Having efficient IO is the key to great performance of shallow architectures on sparse data. Vectorflow doesn't strictly enforce a data layout or format. Implementing a data reader is left to the user, to make sure that efficiency can be achieved on arbitrary data sources (row-based or columnar formats, in-memory or out-of-core, read from local disk or from the network etc.).

Vectorflow uses compile-time introspection to find how to map fields of a training set row to the InputLayer(s) of the graph.

Vectorflow will order lexicographically row field names prefixed with features and feed the fields to the InputLayers of the graph, in the order these roots were added initially to the graph.
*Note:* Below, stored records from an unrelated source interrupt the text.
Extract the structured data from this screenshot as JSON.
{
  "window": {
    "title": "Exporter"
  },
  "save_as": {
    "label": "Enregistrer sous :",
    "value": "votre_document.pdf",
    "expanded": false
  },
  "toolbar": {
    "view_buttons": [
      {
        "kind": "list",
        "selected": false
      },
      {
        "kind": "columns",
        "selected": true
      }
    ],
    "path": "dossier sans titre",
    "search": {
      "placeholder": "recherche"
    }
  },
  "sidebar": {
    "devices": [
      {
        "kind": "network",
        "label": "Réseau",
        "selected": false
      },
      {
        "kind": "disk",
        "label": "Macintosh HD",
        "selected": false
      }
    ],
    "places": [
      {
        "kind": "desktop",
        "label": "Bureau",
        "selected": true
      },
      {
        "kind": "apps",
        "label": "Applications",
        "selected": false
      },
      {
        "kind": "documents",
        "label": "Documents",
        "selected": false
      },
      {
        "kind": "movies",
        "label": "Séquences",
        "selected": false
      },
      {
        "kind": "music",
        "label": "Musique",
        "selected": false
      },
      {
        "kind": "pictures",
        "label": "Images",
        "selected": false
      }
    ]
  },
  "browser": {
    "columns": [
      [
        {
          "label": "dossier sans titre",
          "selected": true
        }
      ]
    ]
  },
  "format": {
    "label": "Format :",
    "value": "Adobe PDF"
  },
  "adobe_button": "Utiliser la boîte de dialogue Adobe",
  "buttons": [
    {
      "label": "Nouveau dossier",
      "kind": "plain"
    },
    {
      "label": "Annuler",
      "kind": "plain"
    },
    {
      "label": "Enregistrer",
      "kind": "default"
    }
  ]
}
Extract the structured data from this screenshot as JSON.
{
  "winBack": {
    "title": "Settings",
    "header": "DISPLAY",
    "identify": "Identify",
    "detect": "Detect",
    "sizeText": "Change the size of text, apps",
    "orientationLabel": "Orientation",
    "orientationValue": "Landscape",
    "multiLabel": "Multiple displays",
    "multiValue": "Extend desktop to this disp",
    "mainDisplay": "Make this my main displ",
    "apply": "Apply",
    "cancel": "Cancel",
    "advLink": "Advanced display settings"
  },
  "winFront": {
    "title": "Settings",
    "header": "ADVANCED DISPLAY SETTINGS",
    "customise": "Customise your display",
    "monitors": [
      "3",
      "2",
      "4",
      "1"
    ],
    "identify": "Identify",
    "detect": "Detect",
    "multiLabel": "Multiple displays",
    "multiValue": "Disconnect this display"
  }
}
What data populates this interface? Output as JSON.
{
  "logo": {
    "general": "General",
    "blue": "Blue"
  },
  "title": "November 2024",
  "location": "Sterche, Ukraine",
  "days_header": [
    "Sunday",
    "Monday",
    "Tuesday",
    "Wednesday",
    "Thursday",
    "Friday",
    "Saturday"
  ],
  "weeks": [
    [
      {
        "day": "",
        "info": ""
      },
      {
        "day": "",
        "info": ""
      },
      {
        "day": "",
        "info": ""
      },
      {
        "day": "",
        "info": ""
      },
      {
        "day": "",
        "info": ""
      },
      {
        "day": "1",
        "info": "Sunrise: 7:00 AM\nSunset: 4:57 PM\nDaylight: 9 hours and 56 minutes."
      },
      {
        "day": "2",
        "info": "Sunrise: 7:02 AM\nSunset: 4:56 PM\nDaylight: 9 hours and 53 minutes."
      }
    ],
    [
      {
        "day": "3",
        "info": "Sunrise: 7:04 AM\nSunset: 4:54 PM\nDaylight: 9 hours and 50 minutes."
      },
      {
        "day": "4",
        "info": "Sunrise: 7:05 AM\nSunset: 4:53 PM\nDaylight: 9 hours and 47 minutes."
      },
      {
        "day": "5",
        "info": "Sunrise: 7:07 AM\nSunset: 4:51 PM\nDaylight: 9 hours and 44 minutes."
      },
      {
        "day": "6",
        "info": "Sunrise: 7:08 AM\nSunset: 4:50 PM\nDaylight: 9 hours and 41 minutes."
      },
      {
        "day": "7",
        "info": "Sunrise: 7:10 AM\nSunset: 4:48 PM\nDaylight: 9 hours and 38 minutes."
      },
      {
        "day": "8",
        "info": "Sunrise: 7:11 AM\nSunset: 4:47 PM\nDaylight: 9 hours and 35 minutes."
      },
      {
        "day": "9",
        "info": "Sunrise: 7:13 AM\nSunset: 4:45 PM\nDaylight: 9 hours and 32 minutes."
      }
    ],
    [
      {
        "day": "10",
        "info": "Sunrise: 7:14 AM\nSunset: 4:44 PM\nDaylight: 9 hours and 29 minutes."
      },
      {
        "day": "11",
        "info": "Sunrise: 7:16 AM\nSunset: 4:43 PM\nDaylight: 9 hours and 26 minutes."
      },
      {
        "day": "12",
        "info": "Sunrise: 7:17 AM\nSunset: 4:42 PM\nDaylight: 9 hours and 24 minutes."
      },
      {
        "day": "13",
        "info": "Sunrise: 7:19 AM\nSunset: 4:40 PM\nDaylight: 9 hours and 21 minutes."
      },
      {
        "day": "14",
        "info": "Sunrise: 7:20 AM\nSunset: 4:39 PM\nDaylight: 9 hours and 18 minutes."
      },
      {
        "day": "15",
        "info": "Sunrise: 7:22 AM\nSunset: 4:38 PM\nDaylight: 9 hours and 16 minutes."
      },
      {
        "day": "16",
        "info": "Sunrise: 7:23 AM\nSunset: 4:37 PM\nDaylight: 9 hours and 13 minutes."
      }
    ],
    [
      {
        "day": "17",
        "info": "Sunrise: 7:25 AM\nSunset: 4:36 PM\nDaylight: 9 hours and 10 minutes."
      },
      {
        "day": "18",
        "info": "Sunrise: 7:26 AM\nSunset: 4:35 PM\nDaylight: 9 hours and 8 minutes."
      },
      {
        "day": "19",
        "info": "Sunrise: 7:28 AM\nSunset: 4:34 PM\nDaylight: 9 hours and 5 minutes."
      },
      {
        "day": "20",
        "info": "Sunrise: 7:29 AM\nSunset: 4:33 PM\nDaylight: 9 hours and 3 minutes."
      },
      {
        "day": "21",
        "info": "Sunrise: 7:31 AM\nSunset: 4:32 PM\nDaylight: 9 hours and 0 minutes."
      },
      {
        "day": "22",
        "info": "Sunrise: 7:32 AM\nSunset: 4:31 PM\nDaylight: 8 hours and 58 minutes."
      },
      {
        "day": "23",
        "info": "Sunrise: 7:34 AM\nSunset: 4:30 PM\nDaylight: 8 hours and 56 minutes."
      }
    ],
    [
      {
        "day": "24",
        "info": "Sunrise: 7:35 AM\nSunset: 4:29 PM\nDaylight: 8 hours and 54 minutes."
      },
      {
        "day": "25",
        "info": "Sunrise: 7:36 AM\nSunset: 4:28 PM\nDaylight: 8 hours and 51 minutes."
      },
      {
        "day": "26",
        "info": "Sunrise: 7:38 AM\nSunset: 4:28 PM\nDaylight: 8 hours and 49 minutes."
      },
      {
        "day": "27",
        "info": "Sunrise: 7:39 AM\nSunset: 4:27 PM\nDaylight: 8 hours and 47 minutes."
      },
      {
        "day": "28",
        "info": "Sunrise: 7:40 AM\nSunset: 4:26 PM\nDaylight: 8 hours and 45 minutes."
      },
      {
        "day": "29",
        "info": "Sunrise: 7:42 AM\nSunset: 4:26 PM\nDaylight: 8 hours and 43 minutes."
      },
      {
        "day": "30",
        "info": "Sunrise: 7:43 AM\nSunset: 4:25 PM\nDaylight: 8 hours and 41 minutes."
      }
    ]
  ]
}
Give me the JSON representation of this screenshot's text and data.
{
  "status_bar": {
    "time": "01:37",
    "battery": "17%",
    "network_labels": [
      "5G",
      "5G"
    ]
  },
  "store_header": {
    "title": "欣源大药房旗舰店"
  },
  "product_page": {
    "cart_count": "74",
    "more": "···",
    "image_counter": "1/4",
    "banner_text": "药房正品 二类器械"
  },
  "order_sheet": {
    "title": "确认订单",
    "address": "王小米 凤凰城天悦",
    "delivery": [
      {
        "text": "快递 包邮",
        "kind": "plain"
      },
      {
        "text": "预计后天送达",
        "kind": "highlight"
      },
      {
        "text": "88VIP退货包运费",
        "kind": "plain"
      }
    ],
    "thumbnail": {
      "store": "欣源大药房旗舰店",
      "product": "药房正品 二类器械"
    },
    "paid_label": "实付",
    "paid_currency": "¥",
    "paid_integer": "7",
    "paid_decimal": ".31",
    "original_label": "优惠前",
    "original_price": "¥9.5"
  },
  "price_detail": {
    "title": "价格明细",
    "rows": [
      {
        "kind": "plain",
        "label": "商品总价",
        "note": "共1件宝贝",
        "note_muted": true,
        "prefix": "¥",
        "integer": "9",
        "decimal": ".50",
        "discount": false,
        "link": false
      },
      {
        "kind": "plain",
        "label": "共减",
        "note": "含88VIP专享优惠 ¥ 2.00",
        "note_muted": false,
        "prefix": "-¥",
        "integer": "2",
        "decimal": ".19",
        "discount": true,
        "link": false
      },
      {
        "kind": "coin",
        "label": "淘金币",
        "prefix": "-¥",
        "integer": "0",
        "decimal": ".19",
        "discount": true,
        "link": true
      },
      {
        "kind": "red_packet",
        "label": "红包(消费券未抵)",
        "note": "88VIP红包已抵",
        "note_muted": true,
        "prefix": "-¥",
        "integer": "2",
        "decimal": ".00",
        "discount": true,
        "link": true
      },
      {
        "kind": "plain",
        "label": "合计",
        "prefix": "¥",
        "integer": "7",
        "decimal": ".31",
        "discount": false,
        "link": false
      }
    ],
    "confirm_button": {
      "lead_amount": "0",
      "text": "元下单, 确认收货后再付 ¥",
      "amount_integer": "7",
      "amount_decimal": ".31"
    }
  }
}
For example, in the simple and common case of a single InputLayer we could define our row type to be:

struct Obs {
    float label;
    SparseF[] features;
    string foo;
    ushort bar;
}

which would match the architecture described at the previous section, since the features field of Obs will be fed to the SparseData bottom layer of the graph during training.

3) Training

Once the data iterator is ready, we can train the net against a predefined loss function or a custom one. Vectorflow offers an easy way to specify a custom loss function, through a callback mechanism. For example, we could learn the median value of label as a function of features this way:

 auto loss_grad = float delegate(float[] nn_out, ref Obs o, ref float[] grads)
 {
    auto pred = nn_out[0]; // this is the predictions of the net after forward-prop
    if(pred > o.label) // gradient of |pred - label| with respect to pred
        grads[0] = 1.0f;
    else
        grads[0] = -1.0f;
    
    return fabs(pred - o.label); // return loss value so it's monitored during training
 }

Obs[] data = load_dataset();

net.learn(data, loss_grad, AdaGrad(10, 0.1, 500), true, 3);

This would train net with the AdaGrad optimizer (10 passes, learning rate of 0.1 and mini-batch size of 500) over 3 cores.

4) Predictions

Once trained, this net can be queried with net.predict(features_vector). It would return the predicted vector (which in this case is of size 1).